Pendant sa scolarité il écrivait déjà des poèmes, d’après la revue du collège. À la rentrée scolaire 1907, il récita le poème (malheureusement perdu) le Char. L’auteur de l’article loua le texte, mais blâma la diction peu claire du jeune poète.

Dans ces années qui suivaient la première révolution russe de 1905 et la défaite de la Russie dans la guerre contre le Japon, la jeunesse russe était très frondeuse. Mandelstam ne faisait pas l’exception et il adhéra en 1906 (il avait 15 ans !) au parti des socialistes-révolutionnaires.

Paris
En 1907 il obtient son baccalauréat, et ses parents, très inquiets à cause de son activisme politique, décidèrent de l’envoyer à Paris où il s’était inscrit à la Sorbonne. Il eut le temps de suivre quelques cours à la Faculté des Lettres ; il était passionné par le vieux français et les poèmes de François Villon. Il assista aux cours d’André Bergson au Collège de France. Il fréquentait souvent des émigrés russes, assez nombreux à cette époque à Paris. Ce séjour était sûrement enrichissant, mais trop bref pour déboucher sur un diplôme universitaire.

À son retour en septembre 1908 il avait l’intention de s’inscrire à la Faculté de Lettres de Saint-Pétersbourg, mais pendant son absence, le tsar Nicolas II avait signé un décret qui limitait d’une manière drastique les inscriptions de Juifs, déjà difficiles auparavant. Mandelstam partit alors à Heidelberg où il passa deux trimestres en étudiant les langues romanes et la philosophie. Pendant cette période, il réussit à faire de courts voyages en Italie et en Suisse ; mais il n’avait pas les moyens de prolonger ces séjours.

Retour en Russie
Fin 1910 il revint en Russie où jusqu’au début de la guerre il vivait à Saint-Pétersbourg, en participant à la vie artistique de la capitale. Il lisait ses poèmes pendant des soirées littéraires, qui servaient d’un moment d’échanges entre les jeunes artistes. Ainsi il fait connaissance avec Anna Akhmatova et son mari Nicolaï Goumilev. De cette rencontre va naître le nouveau courant dans la poésie russe : l’acméisme. Il assistait très souvent aux concerts, car il aimait beaucoup la musique. Ensuite venaient ses vers nourris par l’inspiration musicale. Il commence aors à être connu grâce aux publications dans la revue Apollon, considérée comme la plus prestigieuse du pays.
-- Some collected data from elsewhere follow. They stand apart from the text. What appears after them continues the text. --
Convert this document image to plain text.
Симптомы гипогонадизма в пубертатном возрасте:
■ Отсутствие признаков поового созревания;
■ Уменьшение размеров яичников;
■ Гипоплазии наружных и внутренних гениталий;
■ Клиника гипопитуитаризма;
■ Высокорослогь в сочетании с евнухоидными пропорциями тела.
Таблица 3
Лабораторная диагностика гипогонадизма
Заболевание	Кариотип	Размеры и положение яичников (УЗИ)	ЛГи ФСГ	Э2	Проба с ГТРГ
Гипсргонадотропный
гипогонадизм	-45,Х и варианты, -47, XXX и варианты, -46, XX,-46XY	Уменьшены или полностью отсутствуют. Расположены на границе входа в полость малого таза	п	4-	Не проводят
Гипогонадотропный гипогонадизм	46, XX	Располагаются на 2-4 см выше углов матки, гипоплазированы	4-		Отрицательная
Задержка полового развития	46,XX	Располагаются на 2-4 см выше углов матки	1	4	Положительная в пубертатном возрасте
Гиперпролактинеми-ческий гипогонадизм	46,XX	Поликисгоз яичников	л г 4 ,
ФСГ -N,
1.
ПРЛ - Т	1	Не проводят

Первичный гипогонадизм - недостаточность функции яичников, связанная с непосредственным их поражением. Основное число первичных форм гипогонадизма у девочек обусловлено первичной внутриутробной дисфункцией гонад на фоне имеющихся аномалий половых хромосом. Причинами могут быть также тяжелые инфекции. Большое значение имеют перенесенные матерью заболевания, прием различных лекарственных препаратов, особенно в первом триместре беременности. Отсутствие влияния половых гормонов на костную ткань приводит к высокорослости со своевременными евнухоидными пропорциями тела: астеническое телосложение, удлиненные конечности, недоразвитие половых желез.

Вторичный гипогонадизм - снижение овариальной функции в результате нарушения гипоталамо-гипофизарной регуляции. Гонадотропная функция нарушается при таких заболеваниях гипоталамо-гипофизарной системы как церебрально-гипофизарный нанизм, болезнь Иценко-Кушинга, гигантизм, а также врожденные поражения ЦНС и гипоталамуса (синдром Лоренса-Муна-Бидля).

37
Pour s’inscrire à l’Université de Pétersbourg, il s’était fait baptiser à l’Église méthodiste de Vyborg et effectivement, pendant plusieurs semestres, il fréquente avec assiduité les cours à la Faculté des Lettres. Il commence même des leçons de grec, qu’il n’a pas étudié au lycée, et la lecture d’Homère devient pour lui un événement fabuleux. Il avait une vraie passion pour le monde antique.

Enfin au printemps 1913 paraît son premier recueil à compte d’auteur, la Pierre qui réunissait les poèmes écrits dans les années 1909-1913 :

Дано мне тело – что мне делать с ним
Таким единым и таким моим?
Un corps m’est donné : qu’en ferais-je,
Tellement unique et tellement mien ?

За радость тихую дышать и жить,
Кого, скажите, мне благодарить?
Pour la douce joie de vivre et respirer,
Dites-moi, qui en remercier ?

Я и садовник, я же и цветок,
В темнице мира я не одинок
Jardinier et fleur à la fois,
Je ne suis pas seul au plus noir de l’Univers.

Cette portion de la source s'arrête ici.